Opinions of the United 2002 Decisions States Court of Appeals for the Third Circuit

8-12-2002

NLRB v. FES Precedential or Non-Precedential: Precedential

Docket No. 01-2267

Follow this and additional works at: http://digitalcommons.law.villanova.edu/thirdcircuit_2002

Recommended Citation "NLRB v. FES" (2002). 2002 Decisions. Paper 489. http://digitalcommons.law.villanova.edu/thirdcircuit_2002/489

This decision is brought to you for free and open access by the Opinions of the United States Court of Appeals for the Third Circuit at Villanova University School of Law Digital Repository. It has been accepted for inclusion in 2002 Decisions by an authorized administrator of Villanova University School of Law Digital Repository. For more information, please contact Benjamin.Carlson@law.villanova.edu. PRECEDENTIAL

Filed August 8, 2002

UNITED STATES COURT OF APPEALS FOR THE THIRD CIRCUIT

No. 01-2267

NATIONAL LABOR RELATIONS BOARD, Petitioner

v.

FES, (A DIVISION OF THERMO POWER), Respondent

*Plumbers and Pipefitters Local No. 520, Intervenor-Petitioner

*(Pursuant to Clerk Order 6/26/01)

On Petition for Review of an Order of the Benefits Review Board (Board No. 5-CA-26276)

Argued: February 4, 2002

Before: BECKER, Chief Judge, McKEE and BARRY, Circuit Judges.

(Filed: August 8, 2002)

AILEEN A. ARMSTRONG, ESQUIRE DAVID A. FLEISCHER, ESQUIRE (ARGUED) FRED L. CORNELL, ESQUIRE National Labor Relations Board 1099 14th Street, NW Washington, D.C. 20570

Counsel for Petitioner

THOMAS R. DAVIES, ESQUIRE (ARGUED) MARK FEATHERMAN, ESQUIRE Harmon & Davies, P.C. 2306 Columbia Avenue Lancaster, PA 17603

Counsel for Respondent

DIANAH S. LEVENTHAL, ESQUIRE FRANCIS J. MARTORANA, ESQUIRE (ARGUED) O’Donoghue & O’Donoghue 4748 Wisconsin Avenue, NW Washington, D.C. 20016 Counsel for Intervenor

OPINION OF THE COURT

BECKER, Chief Judge.

FES, a company that manufactures industrial refrigeration equipment, has petitioned for review of an order of the National Labor Relations Board ("the Board") determining that FES violated SS 8(a)(1) and 8(a)(3) of the National Labor Relations Act ("NLRA") by refusing to hire nine job applicants due to their union membership. The challenged order required FES to offer each applicant instatement and back pay. The Board has cross-petitioned for enforcement. FES raises a host of procedural and substantive challenges to the Board’s decision. The central issues, however, are whether sufficient evidence supported: (1) the Board’s finding that anti-union animus contributed to FES’s decision not to hire the union applicants; and (2) its finding that FES failed to establish, as an affirmative defense, that the disparity between the union applicants’ previous wages and the lower wages offered by FES would have led FES to reject the union applicants regardless of the alleged animus. We conclude that the Board’s findings on these points are supported by substantial evidence on the record as a whole, and hence we will deny FES’s

petition for review and grant the Board’s cross-petition for enforcement.

I.

FES is a division of Thermo Power Corporation and has an office and manufacturing facility in York, Pennsylvania. On February 4, 1996, FES ran an advertisement in a local newspaper seeking welders and pipe fitters. Shortly thereafter, Terry Peck, a business agent for Plumbers and Pipefitters Local Union 520, and five unemployed journeymen members of Local 520 applied in person for employment with FES as welders. They wore union hats and union jackets when they filed their employment applications, and videotaped the process.

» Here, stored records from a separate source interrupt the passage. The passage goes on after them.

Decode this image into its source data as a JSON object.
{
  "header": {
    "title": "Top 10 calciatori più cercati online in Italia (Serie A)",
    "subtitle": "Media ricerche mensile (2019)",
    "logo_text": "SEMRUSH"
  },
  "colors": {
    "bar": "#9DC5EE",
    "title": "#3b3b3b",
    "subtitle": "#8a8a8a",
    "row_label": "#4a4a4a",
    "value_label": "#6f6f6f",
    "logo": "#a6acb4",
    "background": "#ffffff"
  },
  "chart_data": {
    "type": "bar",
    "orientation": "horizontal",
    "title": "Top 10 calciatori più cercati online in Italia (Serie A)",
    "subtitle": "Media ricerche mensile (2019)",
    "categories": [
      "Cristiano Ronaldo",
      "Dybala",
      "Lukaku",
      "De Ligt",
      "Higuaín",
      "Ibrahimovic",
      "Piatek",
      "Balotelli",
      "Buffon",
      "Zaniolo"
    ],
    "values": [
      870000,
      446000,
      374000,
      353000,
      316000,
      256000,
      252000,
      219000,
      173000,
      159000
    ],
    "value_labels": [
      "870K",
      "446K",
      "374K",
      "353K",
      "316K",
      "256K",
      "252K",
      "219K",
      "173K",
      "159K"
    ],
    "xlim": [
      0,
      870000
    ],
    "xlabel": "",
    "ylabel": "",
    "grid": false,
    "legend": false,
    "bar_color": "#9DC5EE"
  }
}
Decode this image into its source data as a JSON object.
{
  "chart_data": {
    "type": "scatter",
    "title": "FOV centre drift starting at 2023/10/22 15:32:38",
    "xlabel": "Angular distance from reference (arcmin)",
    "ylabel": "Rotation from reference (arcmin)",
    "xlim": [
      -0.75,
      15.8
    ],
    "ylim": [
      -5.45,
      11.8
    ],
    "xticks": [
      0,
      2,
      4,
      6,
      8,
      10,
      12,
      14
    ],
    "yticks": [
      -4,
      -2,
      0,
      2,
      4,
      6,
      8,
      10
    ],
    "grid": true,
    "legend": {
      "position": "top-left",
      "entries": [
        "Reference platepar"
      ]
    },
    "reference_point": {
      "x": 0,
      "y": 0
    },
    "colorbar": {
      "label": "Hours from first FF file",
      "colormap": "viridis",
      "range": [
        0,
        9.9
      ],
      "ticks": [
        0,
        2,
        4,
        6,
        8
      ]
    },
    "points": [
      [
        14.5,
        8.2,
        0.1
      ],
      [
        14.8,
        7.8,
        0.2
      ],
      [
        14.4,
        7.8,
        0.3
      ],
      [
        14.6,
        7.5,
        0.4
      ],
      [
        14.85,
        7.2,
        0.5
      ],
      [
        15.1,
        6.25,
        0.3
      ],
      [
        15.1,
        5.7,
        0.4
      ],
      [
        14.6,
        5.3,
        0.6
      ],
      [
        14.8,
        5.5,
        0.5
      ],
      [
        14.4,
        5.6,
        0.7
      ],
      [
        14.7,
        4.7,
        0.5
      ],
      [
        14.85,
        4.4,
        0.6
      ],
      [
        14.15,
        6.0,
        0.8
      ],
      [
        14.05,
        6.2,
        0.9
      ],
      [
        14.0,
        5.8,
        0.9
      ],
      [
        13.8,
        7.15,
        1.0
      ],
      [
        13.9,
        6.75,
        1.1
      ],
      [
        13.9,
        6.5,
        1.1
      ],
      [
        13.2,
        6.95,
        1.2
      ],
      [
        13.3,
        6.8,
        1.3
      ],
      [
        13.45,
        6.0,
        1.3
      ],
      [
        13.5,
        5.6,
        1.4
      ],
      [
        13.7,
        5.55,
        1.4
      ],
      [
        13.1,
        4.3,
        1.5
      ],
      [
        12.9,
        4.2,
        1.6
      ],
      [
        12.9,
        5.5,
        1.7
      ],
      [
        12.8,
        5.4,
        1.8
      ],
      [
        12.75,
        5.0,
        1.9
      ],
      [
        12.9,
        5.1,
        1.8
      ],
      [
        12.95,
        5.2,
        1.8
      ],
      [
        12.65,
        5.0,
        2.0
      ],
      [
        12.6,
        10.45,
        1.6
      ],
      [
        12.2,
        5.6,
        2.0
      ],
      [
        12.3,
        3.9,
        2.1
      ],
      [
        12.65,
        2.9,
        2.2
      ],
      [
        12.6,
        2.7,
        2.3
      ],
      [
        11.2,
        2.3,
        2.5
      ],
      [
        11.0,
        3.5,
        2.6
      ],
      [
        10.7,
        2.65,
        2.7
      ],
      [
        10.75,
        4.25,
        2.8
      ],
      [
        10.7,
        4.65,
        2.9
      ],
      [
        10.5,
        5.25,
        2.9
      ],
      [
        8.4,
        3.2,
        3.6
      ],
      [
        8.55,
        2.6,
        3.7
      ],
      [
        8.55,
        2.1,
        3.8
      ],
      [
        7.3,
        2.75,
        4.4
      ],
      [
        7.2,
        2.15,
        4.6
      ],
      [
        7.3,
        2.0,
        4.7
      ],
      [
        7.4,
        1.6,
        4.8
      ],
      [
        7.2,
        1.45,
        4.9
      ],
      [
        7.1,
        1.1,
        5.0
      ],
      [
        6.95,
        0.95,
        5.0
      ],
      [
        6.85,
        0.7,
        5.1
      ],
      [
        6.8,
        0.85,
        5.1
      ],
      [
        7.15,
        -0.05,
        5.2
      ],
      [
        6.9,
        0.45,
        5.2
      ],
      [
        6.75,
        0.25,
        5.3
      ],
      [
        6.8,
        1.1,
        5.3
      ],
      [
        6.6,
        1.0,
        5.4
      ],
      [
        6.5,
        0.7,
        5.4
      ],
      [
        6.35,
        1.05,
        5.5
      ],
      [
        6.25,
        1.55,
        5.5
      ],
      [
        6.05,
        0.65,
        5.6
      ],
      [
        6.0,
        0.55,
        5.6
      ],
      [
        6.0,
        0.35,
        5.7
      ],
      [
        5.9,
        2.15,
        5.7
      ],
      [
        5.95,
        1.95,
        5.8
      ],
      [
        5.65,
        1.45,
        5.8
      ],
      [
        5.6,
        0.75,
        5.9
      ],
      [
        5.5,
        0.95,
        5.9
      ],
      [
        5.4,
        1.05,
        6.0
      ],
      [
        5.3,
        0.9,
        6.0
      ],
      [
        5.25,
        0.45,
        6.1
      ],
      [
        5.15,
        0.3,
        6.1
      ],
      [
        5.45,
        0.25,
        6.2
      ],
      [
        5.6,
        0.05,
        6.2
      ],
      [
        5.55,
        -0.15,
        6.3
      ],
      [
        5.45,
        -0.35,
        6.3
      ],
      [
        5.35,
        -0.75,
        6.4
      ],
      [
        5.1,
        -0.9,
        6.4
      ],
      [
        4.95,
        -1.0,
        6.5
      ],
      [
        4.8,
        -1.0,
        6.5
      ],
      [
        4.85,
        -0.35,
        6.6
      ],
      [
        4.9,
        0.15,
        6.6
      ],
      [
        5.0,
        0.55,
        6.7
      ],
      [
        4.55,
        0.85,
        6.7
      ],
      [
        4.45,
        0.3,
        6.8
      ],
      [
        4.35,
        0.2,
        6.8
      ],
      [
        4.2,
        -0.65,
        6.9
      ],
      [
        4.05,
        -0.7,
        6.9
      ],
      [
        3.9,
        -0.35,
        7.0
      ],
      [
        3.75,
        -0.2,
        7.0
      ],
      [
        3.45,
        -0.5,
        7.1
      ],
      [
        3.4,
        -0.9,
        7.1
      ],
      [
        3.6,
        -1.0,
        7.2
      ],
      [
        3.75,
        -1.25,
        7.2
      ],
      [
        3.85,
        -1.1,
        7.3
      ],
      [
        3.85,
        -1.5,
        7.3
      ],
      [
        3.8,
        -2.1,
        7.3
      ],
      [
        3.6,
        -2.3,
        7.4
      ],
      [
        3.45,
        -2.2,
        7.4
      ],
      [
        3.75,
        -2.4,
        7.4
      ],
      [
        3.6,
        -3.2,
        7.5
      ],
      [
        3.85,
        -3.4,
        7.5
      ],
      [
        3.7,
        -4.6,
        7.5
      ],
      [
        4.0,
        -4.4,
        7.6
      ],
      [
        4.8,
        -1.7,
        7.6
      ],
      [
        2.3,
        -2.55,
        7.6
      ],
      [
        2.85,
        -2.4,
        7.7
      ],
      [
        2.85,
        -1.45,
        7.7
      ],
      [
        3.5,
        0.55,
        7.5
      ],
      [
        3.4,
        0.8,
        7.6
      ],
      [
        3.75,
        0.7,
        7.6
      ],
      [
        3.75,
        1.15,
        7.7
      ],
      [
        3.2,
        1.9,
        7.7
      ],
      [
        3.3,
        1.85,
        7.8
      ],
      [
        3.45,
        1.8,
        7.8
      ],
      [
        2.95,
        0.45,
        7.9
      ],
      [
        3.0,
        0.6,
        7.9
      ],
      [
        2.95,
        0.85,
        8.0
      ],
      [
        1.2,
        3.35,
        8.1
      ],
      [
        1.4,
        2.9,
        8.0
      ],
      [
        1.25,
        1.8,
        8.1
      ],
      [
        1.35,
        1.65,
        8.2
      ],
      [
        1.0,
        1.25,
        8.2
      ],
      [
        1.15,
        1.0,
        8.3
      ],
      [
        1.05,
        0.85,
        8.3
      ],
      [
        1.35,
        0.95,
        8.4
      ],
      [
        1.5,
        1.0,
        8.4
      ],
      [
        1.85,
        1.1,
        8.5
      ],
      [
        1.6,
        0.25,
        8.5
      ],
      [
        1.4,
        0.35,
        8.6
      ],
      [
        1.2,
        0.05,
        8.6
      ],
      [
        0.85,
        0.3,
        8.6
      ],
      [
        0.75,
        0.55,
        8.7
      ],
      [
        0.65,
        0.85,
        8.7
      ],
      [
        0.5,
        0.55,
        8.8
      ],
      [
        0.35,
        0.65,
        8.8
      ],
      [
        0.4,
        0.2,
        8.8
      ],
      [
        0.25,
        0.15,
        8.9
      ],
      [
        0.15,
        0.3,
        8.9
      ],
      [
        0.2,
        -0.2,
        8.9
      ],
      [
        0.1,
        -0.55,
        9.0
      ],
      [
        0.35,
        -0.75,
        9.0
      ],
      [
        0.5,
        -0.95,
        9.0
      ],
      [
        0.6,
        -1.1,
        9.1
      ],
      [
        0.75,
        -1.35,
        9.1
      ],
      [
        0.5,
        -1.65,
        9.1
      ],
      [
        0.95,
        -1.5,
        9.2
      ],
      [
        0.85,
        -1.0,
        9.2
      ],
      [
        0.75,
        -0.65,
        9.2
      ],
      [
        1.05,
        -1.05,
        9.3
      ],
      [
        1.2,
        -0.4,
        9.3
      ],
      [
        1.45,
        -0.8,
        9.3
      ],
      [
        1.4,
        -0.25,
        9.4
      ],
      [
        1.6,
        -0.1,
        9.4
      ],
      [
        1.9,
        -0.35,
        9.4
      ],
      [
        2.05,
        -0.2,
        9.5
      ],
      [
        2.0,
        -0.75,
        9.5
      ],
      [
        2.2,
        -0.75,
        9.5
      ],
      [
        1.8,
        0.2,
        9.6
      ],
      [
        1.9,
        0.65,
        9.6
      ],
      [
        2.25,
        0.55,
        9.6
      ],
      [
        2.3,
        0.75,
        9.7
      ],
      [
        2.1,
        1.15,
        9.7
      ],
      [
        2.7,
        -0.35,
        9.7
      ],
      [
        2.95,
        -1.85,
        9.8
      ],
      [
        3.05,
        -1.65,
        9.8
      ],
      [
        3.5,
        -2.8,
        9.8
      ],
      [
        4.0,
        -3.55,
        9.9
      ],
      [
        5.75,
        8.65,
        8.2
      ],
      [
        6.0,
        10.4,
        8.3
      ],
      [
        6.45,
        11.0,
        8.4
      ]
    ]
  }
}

FES again ran help-wanted ads for welders in March of 1996. After seeing these ads, Peck, along with three other union members, again applied for a job at FES. On April 1, 1996, Chip Roche, FES’s Vice President, was quoted in a local newspaper as saying that FES was having trouble finding workers, especially welders, in the York area, and that as a result, FES might have to build a new plant out of state. After Peck read the news story, he telephoned Roche, and according to Peck:

[W]e spoke briefly and I tried to explain to Mr. Roche how we have a common interest being that he needs journeymen pipefitters and welders and we have that type of individual available for employment. And we spoke shortly and he said he was not interested in the union or what the union could do for him or his company.

FES did not contact any of the union applicants or offer them positions. Roche testified that he did not hire the union applicants because they would not be a "good fit" for the Company. According to Roche, to determine an applicant’s fit, FES considered the completeness of the application, the applicant’s skills and experience, the stability of the applicant’s employment history, and the compatibility of the applicant’s wage history with the wages offered by FES.

Roche explained that the reason for the wage compatibility criterion was to address the problem of employee turnover -- "if you hire people . . . at wages that are substantially under the wages that they made at previous jobs, [they] do not tend to stay, so it increases our risk of losing an employee after we train them." As an example, Roche cited FES’s hiring of several welders who had been laid off from York International, which paid higher wages than FES. According to Roche, after FES had invested considerable time and money training these employees, FES lost them when they were recalled to their higher paying jobs with York.

Roche testified that FES did not interview or make offers to any of the union applicants because most of them had not completely filled out the applications, left gaps in their employment history or had unstable employment histories, and had been making higher wages than FES paid. In particular, the union applicants all made more than $22 per hour at their previous jobs, and FES’s top wage scale for welders and pipefitters was less than $17 per hour. Roche admitted, however, that except for Peck, who had not worked as a welder since 1992, the union applicants possessed the skills and experience that FES was seeking.

In particular, FES advertised that its "ideal candidate will be certified to build Pressure Vessels per ASME Section VIII and/or have experience building Carbon Steel Piping Systems per ANSI B31.5." Peck testified that the union applicants possessed the skills and experience that FES sought, and Roche confirmed that the non-union welders who were hired were less skilled than the union applicants. Roche admitted that some of the (non-union) applicants who were hired also had gaps in their employment histories and blanks in their application forms. Roche related that the wage compatibility criterion had been used to disqualify non-union applicants, but could not provide specific examples and did not know if FES would have the records to provide such examples.

The union filed an unfair labor practice charge, and the Administrative Law Judge (ALJ), after holding a trial, found that FES had refused to consider the union applicants on the basis of their union affiliation in violation ofSS 8(a)(1)

and 8(a)(3) of the NLRA. See FES, 331 N.L.R.B. 9, 34 (2000) [hereinafter FES I]. Noting that the record was insufficient to determine whether FES would have actually hired any of the applicants had it considered them on a nondiscriminatory basis, id. at 34 n.8, the ALJ stated that if at the compliance stage of the proceeding it was shown that FES would have hired any of the nine union applicants in the absence of its discriminatory refusal to consider, those applicants would be entitled to back pay and instatement in positions substantially equivalent to those for which they would have been hired initially.